Charles Kuentz was born on February 18, 1897 in the village of Ranspach in Alsace, then part of the German empire under Kaiser Wilhelm II.
Conscripted into the imperial army in 1916, he found himself on the losing side when the first World War ended in 1918 but soon afterwards became a French citizen when France recovered Alsace, a territory it had lost after a previous war, in 1871.
"I thought I was the last World War I German veteran, that's what the German reporters told me," Kuentz told AFP in an interview, but conceded that he might be only one of a few survivors.
After World War II broke out, Kuentz was again called up, this time by the French army in 1940.

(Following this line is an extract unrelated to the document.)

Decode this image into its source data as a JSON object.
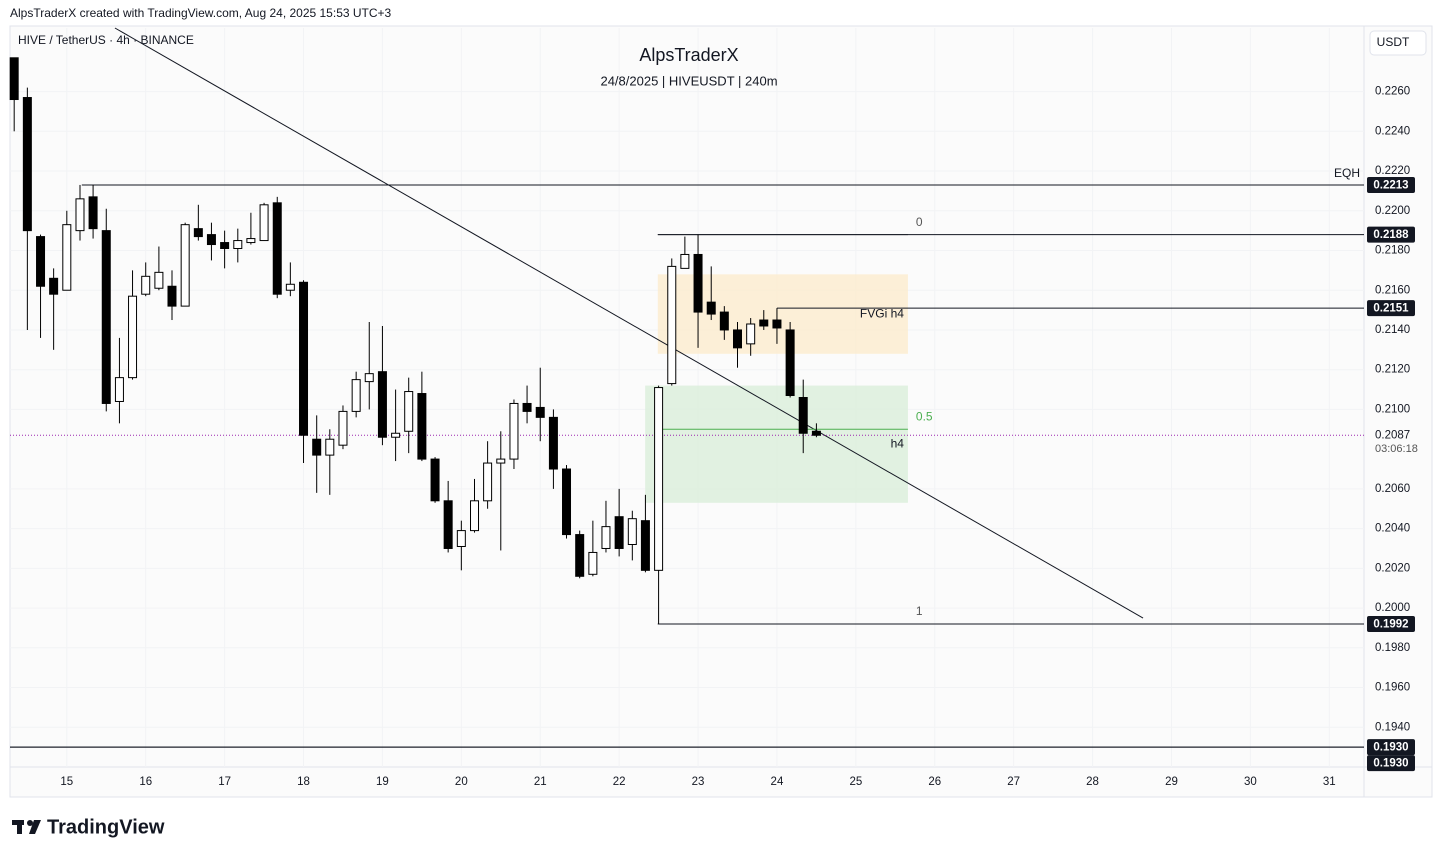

He was soon demobilised, because of his age and family responsibilities, and went to live in the city of Colmar, which reverted to Germany when Adolf Hitler's army occupied France and again annexed Alsace and its twin province of Lorraine until its defeat in May 1945.
"My father, who died at the age of 92, changed nationalities five times and I did four times," said Kuentz.
He showed no bitterness, even though his eldest son died in 1944, wearing the uniform of Hitler's Waffen SS which he, like other Alsatians, had been forced to don.
Today, Kuentz still lives in Colmar, close to his son and daughter, aged 70 and 74.
Speaking alternately in French, German and Alsatian, he said he did not often reflect upon his wartime experiences, but he recalled the bitter cold on the eastern front in Russia, where temperatures fell to minus 40 degrees Celsius (minus 40 Fahrenheit).
There, as in Flanders and in the Champagne region, east of Paris, where a final German offensive was broken by the US Army, he remembers the soaking uniforms, the rats and the ever-present fear of death.
The Germans mistrusted the Alsatians and refused to grant them leave, fearing that they would desert, and Kuentz believes that his life was saved when he stood up to a German captain.
"I told him that I would not go back to the front," he said. "The next day I was allowed to take a few days' leave and during that time my regiment suffered heavy losses."
At 107, Kuentz has some problems with his hearing and walks with difficulty, but he eats well, reads the newspapers regularly and attributes his long life to "doing everything in moderation."
He has given about 30 interviews in recent months but, while he admits to being a little tired, he stresses that he has "a duty to bear witness" for future generations.
"Pass on the memory of the Great War, because this tragedy must never be forgotten, otherwise it will happen again," he said.